ClientEearth filed suit on January 8, 2019, in the EU General Court against the European Investment Bank (EIB), alleging that the bank had improperly rejected ClientEarth's petition for an internal review of the Bank's decision to finance a biomass power plant. ClientEarth argued that in rejecting its petition for internal review, the EIB misapplied the Aarhus Convention on access to information, public participation in decision-making and access to justice in environmental matters.

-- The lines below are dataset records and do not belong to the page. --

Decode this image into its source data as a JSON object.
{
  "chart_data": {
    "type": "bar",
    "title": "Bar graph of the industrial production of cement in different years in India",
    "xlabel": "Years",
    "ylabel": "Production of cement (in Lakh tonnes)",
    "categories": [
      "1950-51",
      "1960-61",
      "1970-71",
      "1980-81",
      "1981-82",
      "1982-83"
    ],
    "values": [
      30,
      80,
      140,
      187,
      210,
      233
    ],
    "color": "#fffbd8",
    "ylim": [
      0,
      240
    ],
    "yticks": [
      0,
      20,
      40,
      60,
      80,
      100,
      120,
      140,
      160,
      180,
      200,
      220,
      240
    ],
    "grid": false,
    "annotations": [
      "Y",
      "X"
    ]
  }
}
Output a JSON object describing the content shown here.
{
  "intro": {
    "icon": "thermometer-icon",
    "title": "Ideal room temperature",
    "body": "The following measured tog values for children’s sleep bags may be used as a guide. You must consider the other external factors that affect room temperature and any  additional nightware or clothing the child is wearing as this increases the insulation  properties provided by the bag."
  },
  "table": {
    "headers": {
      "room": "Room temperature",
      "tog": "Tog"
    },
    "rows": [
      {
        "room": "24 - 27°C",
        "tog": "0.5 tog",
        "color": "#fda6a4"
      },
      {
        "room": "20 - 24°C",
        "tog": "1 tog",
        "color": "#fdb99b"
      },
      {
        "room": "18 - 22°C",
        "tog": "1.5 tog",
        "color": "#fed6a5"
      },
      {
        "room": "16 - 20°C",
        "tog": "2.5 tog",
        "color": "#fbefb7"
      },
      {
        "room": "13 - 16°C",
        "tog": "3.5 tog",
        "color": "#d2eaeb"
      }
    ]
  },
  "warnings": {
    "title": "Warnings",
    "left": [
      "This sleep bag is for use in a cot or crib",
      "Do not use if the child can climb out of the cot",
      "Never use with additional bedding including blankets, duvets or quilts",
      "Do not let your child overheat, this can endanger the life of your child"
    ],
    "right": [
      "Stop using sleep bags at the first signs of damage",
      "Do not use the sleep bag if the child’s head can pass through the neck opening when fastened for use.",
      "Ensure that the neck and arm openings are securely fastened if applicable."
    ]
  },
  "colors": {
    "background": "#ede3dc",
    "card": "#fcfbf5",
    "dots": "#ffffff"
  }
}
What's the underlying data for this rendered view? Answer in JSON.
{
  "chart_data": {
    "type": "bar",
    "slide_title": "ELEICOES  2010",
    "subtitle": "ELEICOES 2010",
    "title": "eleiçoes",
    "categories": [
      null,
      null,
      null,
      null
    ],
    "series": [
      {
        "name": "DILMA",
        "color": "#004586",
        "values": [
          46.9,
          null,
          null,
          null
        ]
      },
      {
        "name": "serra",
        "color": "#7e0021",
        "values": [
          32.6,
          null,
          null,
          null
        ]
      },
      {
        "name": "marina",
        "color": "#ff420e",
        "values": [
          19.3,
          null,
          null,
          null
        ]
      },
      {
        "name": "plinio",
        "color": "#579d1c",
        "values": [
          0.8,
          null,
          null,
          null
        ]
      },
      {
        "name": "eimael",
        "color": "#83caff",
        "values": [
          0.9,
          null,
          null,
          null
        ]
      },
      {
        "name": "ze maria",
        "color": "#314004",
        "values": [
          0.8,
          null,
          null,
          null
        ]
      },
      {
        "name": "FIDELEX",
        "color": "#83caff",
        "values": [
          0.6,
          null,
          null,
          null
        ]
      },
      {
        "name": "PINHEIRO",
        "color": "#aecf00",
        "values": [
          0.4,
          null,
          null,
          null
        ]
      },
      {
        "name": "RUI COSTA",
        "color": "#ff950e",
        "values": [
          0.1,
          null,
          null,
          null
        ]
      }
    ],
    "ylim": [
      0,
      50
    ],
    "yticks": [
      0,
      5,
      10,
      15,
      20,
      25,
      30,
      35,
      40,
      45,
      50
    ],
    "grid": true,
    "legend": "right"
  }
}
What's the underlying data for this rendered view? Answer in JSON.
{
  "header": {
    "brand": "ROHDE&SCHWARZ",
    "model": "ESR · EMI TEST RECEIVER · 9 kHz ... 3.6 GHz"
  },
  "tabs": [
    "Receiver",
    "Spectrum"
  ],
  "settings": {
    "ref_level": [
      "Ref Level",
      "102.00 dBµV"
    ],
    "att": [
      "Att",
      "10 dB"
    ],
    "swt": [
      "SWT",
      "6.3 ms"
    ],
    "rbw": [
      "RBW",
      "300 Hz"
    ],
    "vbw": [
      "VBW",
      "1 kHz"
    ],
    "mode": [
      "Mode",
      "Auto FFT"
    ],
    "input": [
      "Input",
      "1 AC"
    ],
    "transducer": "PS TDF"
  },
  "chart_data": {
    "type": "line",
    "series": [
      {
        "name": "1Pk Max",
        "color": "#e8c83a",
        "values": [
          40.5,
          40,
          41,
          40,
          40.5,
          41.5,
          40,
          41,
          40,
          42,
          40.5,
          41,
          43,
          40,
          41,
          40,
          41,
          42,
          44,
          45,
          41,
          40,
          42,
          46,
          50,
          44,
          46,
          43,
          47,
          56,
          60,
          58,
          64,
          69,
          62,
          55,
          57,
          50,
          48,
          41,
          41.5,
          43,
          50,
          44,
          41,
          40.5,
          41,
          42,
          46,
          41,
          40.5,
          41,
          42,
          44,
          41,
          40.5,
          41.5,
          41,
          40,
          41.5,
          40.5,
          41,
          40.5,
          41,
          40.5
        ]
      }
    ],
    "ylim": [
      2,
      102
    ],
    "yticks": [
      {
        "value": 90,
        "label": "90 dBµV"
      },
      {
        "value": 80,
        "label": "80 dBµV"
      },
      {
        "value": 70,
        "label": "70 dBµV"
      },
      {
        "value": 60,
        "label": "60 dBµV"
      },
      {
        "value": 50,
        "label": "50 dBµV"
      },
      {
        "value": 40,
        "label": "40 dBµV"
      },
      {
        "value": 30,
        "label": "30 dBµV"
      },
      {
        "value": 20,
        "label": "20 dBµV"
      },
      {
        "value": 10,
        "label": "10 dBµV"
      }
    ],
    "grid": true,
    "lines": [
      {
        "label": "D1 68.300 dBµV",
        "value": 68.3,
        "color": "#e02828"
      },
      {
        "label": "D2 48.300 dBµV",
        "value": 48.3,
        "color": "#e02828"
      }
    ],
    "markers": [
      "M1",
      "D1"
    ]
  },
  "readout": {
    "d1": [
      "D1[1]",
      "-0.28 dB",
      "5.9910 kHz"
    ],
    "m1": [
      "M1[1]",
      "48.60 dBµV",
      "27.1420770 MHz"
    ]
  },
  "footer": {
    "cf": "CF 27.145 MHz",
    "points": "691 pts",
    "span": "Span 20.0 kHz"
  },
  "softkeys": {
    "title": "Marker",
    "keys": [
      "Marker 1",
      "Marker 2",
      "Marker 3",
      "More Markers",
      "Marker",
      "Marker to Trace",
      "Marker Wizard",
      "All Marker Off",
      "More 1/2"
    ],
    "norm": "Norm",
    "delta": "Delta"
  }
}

The EU General Court issued a decision on January 27, 2021, issuing an order that the EIB must accept ClientEarth's petition for internal review. The Court found that the financing decision was taken "under environmental law" because all acts of public authorities which may violate environmental law, regardless of whether the institution is formed by environmental law, should be subject to internal review. Here the EIB's decision was based on an assessment of whether it met renewable energy goals and therefore impacted environmental law. Further, the Court found that the decision was an "administrative act" despite the terms and conditions of the loan not yet being set because it produced definitive legally binding effects on third parties by enabling others to take steps to formalize the loan.
On April 2, 2021, the EIB appealed the decision with the European Court of Justice. The EIB alleges that the General Court, under the Aarhus Convention, misconstrued the notion of an ‘administrative act’, that the EIB decision to approve the loan does not have ‘legally binding and external effect’, and that the General Court was wrong when it classified the EIB’s decision as ‘adopted under environmental law’. The case is now pending before the Court of Justice.